Out-of-state spending included purchases of inventory, supplies, and insurance from out-of-state companies; interest on mortgages; rent and credit card fee payments; and equipment leasing.
"Because national retailers do not reveal detailed financial information," study researchers found it necessary to create a similar expenditure profile for a major big box retailer with outlets in Maine using data gathered from a number of sources. "Based on our estimate," the study states, "a typical big box store spends 14.1 percent of its revenue within the local and state economy, mostly in the form of payroll. The rest leaves the state, shifting to out-of-state suppliers or back to corporate headquarters."

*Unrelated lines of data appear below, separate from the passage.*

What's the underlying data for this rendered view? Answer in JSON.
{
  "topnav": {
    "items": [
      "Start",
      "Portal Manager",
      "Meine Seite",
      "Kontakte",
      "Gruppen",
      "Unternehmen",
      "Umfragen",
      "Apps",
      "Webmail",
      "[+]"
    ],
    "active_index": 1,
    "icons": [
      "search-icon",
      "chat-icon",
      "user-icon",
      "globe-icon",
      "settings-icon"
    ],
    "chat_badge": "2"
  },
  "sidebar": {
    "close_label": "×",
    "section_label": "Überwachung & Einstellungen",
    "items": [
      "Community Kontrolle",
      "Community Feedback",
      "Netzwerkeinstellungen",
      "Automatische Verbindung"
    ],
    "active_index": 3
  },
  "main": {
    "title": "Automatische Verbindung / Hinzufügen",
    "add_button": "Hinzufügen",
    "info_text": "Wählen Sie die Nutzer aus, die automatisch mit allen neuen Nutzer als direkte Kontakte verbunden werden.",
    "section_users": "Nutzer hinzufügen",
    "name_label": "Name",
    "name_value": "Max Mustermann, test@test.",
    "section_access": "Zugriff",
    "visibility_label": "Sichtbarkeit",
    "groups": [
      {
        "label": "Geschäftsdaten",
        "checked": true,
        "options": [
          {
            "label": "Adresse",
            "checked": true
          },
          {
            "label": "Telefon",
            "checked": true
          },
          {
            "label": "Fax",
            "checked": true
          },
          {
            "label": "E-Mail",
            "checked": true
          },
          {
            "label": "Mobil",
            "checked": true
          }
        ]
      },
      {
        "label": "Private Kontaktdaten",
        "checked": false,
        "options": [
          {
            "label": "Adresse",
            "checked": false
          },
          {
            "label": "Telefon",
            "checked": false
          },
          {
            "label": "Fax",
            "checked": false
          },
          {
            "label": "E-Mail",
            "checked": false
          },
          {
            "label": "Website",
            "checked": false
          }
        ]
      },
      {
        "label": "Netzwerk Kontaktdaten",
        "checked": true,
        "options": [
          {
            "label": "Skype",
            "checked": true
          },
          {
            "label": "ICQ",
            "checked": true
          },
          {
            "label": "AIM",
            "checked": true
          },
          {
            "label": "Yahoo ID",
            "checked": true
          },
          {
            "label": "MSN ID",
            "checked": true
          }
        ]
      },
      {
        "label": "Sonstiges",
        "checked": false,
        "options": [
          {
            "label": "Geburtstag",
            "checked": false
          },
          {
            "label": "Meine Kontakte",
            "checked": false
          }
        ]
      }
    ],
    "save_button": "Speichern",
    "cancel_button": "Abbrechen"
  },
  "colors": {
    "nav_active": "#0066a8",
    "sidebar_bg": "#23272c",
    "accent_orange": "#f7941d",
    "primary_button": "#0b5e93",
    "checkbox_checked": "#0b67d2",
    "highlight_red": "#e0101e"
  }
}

The study also noted that local businesses contributed more to charity than two national chains, based on data published by Target and Wal-Mart: "The eight local businesses made $24,000 in cash donations to charities in 2002, or 0.4 percent of their revenue. That's more than four times as much, relative to overall sales, as Wal-mart gave in 2002, and twice as much as Target gave."
Study researchers came to the conclusion that "when residents of the Midcoast region spend $100 at a big box retailer, their purchase generates $14 in local spending by the retailer. That same $100 spent at a locally owned business generates $45 in local spending, or three times as much. Dollars spent at the local retailer support not only that store, but a variety of other local businesses."
The analysis projects that based on current growth rates, retail sales in the three cities studied will expand by $74 million over the next four years and concludes that "if all of this additional spending were captured by new and expanding locally owned businesses, it would add $23 million more to the local economy each year than if all of the new spending was captured by chains.
"That's the equivalent of more than 500 jobs
. Based on the results of this study, developing strategies to strengthen and expand locally owned retailers over the next four years, rather than supporting additional chain store growth, could generate as much economic return as attracting a major new employer."
The full report, "The Economic Impact of Locally Owned Businesses vs. Chains: A Case Study in Midcoast Maine" is available on ILSR's New Rules Project Web site at www.newrules.org.